Je suis justement dans le milieu informatique, j’ai une quarantaine d’années et j’ai vu apparaître ce jargon “encoder”/”encodage” avec l’apparition de la compression sonore et vidéo (comme je le disais). Je n’ai absolument rien contre l’anglais que j’aime bien parler, mais je suis un peu allergique au jargon et aux anglicismes.
Comme l’explique la page WP de “Codage” : « La transformation d’une source vidéo ou sonore en un format informatique déterminé. Coder en MP3, en AVI, etc. Dans ce cas, il ne s’agit en fait pas d’un codage, car il ne s’agit plus d’une opération mathématique bijective (réversible) ; malgré cela, l’expression encodage numérique est utilisée. »

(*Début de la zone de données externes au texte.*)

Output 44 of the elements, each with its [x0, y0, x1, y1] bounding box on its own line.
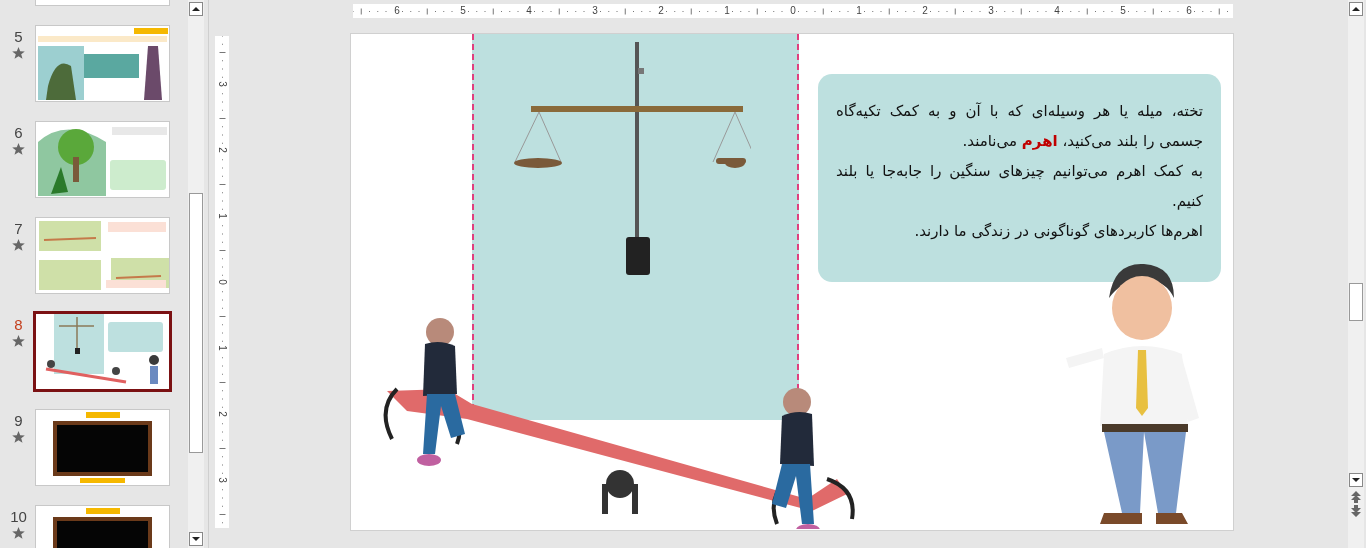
scroll-up-icon[interactable] — [1349, 2, 1363, 16]
ruler-label: 6 — [393, 4, 401, 18]
ruler-label: 3 — [987, 4, 995, 18]
star-icon — [12, 527, 25, 539]
ruler-label: 3 — [217, 81, 227, 87]
paragraph: تخته، میله یا هر وسیله‌ای که با آن و به کمک تکیه‌گاه جسمی را بلند می‌کنید، اهرم می‌نامند. — [836, 101, 1203, 152]
ruler-label: 2 — [217, 411, 227, 417]
slide-thumbnail[interactable] — [33, 311, 172, 392]
paragraph: اهرم‌ها کاربردهای گوناگونی در زندگی ما دارند. — [913, 221, 1203, 242]
slide-number: 7 — [14, 220, 23, 237]
scrollbar-thumb[interactable] — [189, 193, 203, 453]
scroll-up-icon[interactable] — [189, 2, 203, 16]
scrollbar-thumb[interactable] — [1349, 283, 1363, 321]
ruler-label: 0 — [789, 4, 797, 18]
ruler-label: 4 — [1053, 4, 1061, 18]
slide-number: 6 — [14, 124, 23, 141]
ruler-label: 2 — [217, 147, 227, 153]
star-icon — [12, 239, 25, 251]
ruler-label: 5 — [1119, 4, 1127, 18]
ruler-label: 6 — [1185, 4, 1193, 18]
ruler-label: 1 — [723, 4, 731, 18]
previous-slide-icon[interactable] — [1350, 491, 1362, 503]
scroll-down-icon[interactable] — [189, 532, 203, 546]
ruler-label: 2 — [657, 4, 665, 18]
paragraph: به کمک اهرم می‌توانیم چیزهای سنگین را جابه‌جا یا بلند کنیم. — [836, 161, 1203, 212]
slide-number: 8 — [14, 316, 23, 333]
ruler-label: 3 — [217, 477, 227, 483]
star-icon — [12, 335, 25, 347]
ruler-label: 1 — [855, 4, 863, 18]
star-icon — [12, 143, 25, 155]
ruler-label: 1 — [217, 213, 227, 219]
scroll-down-icon[interactable] — [1349, 473, 1363, 487]
ruler-label: 5 — [459, 4, 467, 18]
slide-number: 10 — [10, 508, 27, 525]
star-icon — [12, 431, 25, 443]
star-icon — [12, 47, 25, 59]
ruler-label: 0 — [217, 279, 227, 285]
ruler-label: 1 — [217, 345, 227, 351]
next-slide-icon[interactable] — [1350, 505, 1362, 517]
ruler-label: 2 — [921, 4, 929, 18]
ruler-label: 3 — [591, 4, 599, 18]
slide-number: 5 — [14, 28, 23, 45]
ruler-label: 4 — [525, 4, 533, 18]
slide-number: 9 — [14, 412, 23, 429]
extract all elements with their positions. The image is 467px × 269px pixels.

J’utilise “coder” pour parler d’écriture de code (déformation d’informaticien), tout comme quand il s’agit de convertir en un code donné (code Morse, etc.), ce qui est le sens initial. Pour ce qui est des transformations audio ou vidéo je parle toujours de convertir (pourquoi dit-on “[en]coder en DivX”, ça m’a toujours dépassé).